Comments : Allergen

  • 10 years ago

    by Tara Kay

    I didn't have any idea that this was yours Chelsey. This was one piece that I couldn't work out who had written it. You did a good job with the prompt, although I felt it was a little bit rushed in places and the flow wasn't as smooth as I am used to from you, but still, I loved the analogy and word uses, and the title and metaphor too.

    You took off like pollen in May
    and as I tried chasing you, there
    was no slowing down your speed.

    ^^I loved the opening, it felt so gentle, almost whisper like, yet in contrast with the wording, as you were talking about someone leaving you, running away fast, and you can't catch up with them...which I thought was really interesting, the way you managed to get that across in such a gentle way. If that makes sense.

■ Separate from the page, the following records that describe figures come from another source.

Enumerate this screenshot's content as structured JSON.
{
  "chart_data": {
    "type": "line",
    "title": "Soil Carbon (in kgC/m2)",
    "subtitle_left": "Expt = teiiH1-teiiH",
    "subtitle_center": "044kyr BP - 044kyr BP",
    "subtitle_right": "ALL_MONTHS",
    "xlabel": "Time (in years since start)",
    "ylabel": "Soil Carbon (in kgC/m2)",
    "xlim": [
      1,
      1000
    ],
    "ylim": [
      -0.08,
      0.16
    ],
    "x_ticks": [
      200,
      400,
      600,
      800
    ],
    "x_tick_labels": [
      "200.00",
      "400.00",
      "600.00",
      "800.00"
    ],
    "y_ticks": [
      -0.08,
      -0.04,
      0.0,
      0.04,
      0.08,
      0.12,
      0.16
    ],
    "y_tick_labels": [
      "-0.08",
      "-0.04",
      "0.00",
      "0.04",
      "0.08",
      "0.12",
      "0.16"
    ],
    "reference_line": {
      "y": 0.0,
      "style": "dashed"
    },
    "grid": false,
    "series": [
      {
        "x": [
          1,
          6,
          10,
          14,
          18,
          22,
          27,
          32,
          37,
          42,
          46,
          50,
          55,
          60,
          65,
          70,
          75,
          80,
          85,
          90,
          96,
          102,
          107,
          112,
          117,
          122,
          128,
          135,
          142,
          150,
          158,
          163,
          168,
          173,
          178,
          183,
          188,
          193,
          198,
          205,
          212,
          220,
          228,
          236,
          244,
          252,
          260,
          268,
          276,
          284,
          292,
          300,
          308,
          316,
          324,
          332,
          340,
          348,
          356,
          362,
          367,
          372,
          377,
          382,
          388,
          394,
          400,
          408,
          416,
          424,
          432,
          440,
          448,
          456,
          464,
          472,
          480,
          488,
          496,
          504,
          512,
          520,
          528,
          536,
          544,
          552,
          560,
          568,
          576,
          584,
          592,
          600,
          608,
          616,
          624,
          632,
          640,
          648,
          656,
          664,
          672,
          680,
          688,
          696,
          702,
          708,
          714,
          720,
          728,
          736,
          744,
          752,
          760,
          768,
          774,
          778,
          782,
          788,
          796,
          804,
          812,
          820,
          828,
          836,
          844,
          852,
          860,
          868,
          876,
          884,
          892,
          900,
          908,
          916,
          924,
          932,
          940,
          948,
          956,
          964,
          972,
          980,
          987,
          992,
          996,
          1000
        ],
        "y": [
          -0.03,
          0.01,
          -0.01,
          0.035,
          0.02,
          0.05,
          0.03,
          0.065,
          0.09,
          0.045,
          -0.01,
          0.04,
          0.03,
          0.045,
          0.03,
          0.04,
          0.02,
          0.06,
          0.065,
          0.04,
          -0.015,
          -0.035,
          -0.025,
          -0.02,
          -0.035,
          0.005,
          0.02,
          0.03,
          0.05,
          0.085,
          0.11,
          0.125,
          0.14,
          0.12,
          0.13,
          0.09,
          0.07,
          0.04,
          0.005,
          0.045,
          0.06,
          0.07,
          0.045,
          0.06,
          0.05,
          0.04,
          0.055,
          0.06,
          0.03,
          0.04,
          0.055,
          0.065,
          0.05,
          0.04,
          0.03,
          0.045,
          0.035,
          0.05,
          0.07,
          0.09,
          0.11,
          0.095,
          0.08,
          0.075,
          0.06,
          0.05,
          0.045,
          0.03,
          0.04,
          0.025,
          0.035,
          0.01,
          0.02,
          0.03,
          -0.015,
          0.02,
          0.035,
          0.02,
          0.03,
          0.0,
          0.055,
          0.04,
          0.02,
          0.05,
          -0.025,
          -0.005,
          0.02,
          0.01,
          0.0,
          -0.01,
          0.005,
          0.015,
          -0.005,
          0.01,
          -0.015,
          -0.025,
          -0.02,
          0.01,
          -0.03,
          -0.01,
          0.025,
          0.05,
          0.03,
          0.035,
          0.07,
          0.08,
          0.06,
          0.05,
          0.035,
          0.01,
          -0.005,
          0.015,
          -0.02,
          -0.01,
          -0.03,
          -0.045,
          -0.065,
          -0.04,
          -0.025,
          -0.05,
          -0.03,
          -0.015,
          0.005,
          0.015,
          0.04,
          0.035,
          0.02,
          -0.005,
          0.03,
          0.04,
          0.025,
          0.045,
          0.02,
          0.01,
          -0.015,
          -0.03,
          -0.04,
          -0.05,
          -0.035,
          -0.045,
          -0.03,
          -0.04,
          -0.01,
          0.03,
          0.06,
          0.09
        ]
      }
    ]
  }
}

    Left with watery eyes, my knees
    hit the rocky trail you traveled
    down and scuffed skin now
    spell your name.

    ^^This is the stanza that threw me off course, because the opening was so well penned, and then here, with the misspelling of travelled (it has two l's), and then the last part, I feel it should read "spells your name"...

    Your feet were once painted with
    leadership and I followed where
    your prints led, but this time...youve
    left no tracks.

    ^^Psst, You forgot the apostrophe in you've...
    I love the use of painted, how clever, that he always lead you to him, and left footprints for you to follow but now, there are none, and you don't know where he's gone, you can't follow him this time.

    (Did you add that stanza after the challenge ended?)

    Why'd you choose wind to cloak
    your escape? My love, my world,
    retrace your steps back to me...

    ^^This is soo beautiful, the tone of almost begging, but gentle and kind of coazing him back.

    so I can clasp you with my iron fist
    and prevent you from running-
    again.

    ^^The ending here was absolutely breathtaking, I love "iron fist", shows power and strength in yourself, like if he returned, you'd be strong not to let him go, you wouldn't release him from you.

    I did enjoy this piece, there were some amazing parts that stood out, and even though the flow wasn't perfect, (and I put that down to the errors), it was very nicely penned and expressed.

    xx

    • 10 years ago

      by Chelsey

      LOL Tara you are so funny!....

      1. This poem was rushed, I wrote it at work and also on my phone! didnt double check any errors yet so thanks.

      2. I have put 'spells' and 'spell' at least 5 times and could NOT figure out which one sounded better lol.

      3. I put that stanza in there because i didnt like the stanza I had for the challenge.

      Thanks again...I have to stop submitting stuff on my phone.

  • 10 years ago

    by Hannah Lizette

    When I read this for the challenge, my mouth dropped at the creativity! I really love this metaphor, it's so unique! You are always so good with thinking of awesome metaphors, so I should have known this was yours!

    I've tried to find the words to really tell you how much I love this poem, but I can't. :/ so forgive me for a crappy comment!

    "scuffed skin now spells your name."

    --LOVELOVELOVE this, it showcases the pain you feel of losing this person.